Indien de bijen echt het aantal vormen zouden tellen, zouden ze even vaak naar de twee platen vliegen met het hoogste aantal vormen erop. Dit bleek niet het geval te zijn. De bijen die getraind waren om te vliegen naar de meeste vormen, vlogen wel naar de platen met het hoogste aantal variabelen (de vormen met de meest interessante aanpassingen).
Hieruit besloten de onderzoekers dat de bijen niet getraind waren op het aantal vormen, maar dat ze eerder visuele aspecten gebruikten die gelinkt zijn aan de vorm op zich bij het kiezen van de ‘oplossingen’ in het experiment. Kort door de bocht werd gesteld dat de bijen het onderscheid kunnen maken tussen platen met verschillende aantallen elementen zonder dat hun hersenen numerieke gegevens hoeven te verwerken. Ze zouden dus aan wiskunde doen zonder getallen.

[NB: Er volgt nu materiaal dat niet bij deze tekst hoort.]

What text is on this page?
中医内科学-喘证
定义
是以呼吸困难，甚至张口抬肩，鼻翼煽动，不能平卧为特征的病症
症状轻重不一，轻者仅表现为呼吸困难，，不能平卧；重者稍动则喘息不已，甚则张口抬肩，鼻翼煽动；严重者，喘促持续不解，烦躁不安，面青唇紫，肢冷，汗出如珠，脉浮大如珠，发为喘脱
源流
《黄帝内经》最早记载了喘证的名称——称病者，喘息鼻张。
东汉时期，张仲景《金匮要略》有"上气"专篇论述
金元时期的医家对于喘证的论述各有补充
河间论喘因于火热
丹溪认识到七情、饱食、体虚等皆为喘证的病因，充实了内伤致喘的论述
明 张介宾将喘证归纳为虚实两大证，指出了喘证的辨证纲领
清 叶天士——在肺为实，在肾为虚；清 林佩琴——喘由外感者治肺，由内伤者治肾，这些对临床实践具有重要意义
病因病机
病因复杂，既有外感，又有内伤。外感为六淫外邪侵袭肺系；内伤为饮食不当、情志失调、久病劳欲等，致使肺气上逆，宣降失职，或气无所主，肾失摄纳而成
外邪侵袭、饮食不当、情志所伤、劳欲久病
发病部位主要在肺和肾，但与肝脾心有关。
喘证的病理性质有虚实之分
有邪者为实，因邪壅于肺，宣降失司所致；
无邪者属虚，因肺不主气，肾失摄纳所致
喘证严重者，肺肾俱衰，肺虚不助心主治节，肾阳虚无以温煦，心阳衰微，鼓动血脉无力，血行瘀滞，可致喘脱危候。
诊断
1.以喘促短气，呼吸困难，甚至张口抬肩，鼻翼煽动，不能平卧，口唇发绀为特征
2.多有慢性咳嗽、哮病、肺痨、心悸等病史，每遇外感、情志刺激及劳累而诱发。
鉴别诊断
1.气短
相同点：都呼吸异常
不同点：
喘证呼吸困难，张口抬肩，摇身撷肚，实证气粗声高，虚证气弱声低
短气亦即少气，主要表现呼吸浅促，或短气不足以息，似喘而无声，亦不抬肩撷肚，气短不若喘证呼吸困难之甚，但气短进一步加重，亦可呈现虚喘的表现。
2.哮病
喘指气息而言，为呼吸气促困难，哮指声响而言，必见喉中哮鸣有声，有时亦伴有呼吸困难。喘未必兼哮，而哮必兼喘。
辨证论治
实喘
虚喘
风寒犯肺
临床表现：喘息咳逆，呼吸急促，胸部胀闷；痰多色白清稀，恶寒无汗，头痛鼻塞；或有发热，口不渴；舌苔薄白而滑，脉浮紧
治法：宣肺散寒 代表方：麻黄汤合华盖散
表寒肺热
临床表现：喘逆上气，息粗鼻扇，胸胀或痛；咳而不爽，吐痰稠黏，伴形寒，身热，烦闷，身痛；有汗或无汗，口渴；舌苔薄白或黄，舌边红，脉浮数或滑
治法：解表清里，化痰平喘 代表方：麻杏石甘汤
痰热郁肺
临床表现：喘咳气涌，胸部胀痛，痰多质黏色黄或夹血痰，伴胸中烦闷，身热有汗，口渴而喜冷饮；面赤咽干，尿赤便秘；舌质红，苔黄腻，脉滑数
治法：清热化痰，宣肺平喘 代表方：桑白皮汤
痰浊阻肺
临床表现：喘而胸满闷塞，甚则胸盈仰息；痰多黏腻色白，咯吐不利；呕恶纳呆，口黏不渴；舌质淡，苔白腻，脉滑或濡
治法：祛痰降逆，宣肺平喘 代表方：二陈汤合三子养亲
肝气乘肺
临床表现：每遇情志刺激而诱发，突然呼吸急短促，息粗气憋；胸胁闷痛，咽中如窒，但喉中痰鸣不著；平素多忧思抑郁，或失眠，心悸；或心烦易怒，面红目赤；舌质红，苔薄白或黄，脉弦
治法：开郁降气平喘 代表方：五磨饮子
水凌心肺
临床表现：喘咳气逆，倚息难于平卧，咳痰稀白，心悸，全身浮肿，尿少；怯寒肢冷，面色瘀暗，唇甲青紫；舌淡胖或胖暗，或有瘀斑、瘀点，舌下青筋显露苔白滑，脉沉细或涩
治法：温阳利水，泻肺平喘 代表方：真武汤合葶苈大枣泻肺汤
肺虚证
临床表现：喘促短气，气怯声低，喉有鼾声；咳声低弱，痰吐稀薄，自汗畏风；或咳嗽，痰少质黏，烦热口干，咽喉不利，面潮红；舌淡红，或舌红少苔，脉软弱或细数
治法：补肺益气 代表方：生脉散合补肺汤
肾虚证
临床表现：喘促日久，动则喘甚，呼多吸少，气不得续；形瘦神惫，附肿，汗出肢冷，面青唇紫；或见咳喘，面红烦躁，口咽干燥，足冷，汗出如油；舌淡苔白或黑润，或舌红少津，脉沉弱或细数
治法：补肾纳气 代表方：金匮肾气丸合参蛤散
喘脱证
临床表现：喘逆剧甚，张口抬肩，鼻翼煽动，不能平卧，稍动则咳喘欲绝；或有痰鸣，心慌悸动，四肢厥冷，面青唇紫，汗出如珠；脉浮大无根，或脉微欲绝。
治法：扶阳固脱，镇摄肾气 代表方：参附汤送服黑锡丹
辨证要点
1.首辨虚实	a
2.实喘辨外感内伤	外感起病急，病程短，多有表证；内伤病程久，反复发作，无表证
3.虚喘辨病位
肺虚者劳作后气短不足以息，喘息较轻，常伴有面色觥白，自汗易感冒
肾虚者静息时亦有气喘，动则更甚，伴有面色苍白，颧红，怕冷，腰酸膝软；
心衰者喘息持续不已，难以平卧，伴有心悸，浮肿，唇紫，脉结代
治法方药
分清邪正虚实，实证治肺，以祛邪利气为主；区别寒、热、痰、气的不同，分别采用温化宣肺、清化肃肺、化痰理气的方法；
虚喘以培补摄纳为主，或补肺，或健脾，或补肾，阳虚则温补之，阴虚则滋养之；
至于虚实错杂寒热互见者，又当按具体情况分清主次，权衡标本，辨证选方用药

Mijn persoonlijke mening is dat de titel van het artikel van iflscience gewoonweg fout gekozen is. De bijen hebben helemaal niet valsgespeeld. De onderzoekers hebben gewoon de verkeerde conclusie getrokken :).
Feit is dat de bijen wel degelijk de juiste oplossingen vonden voor het gestelde probleem en dat op zich is toch wel heel opmerkelijk.
bronnen : podcast ‘Behind the veil’ van Buddha Bee Apiary episode 4 (18 jan 21) en www.iflscience.com.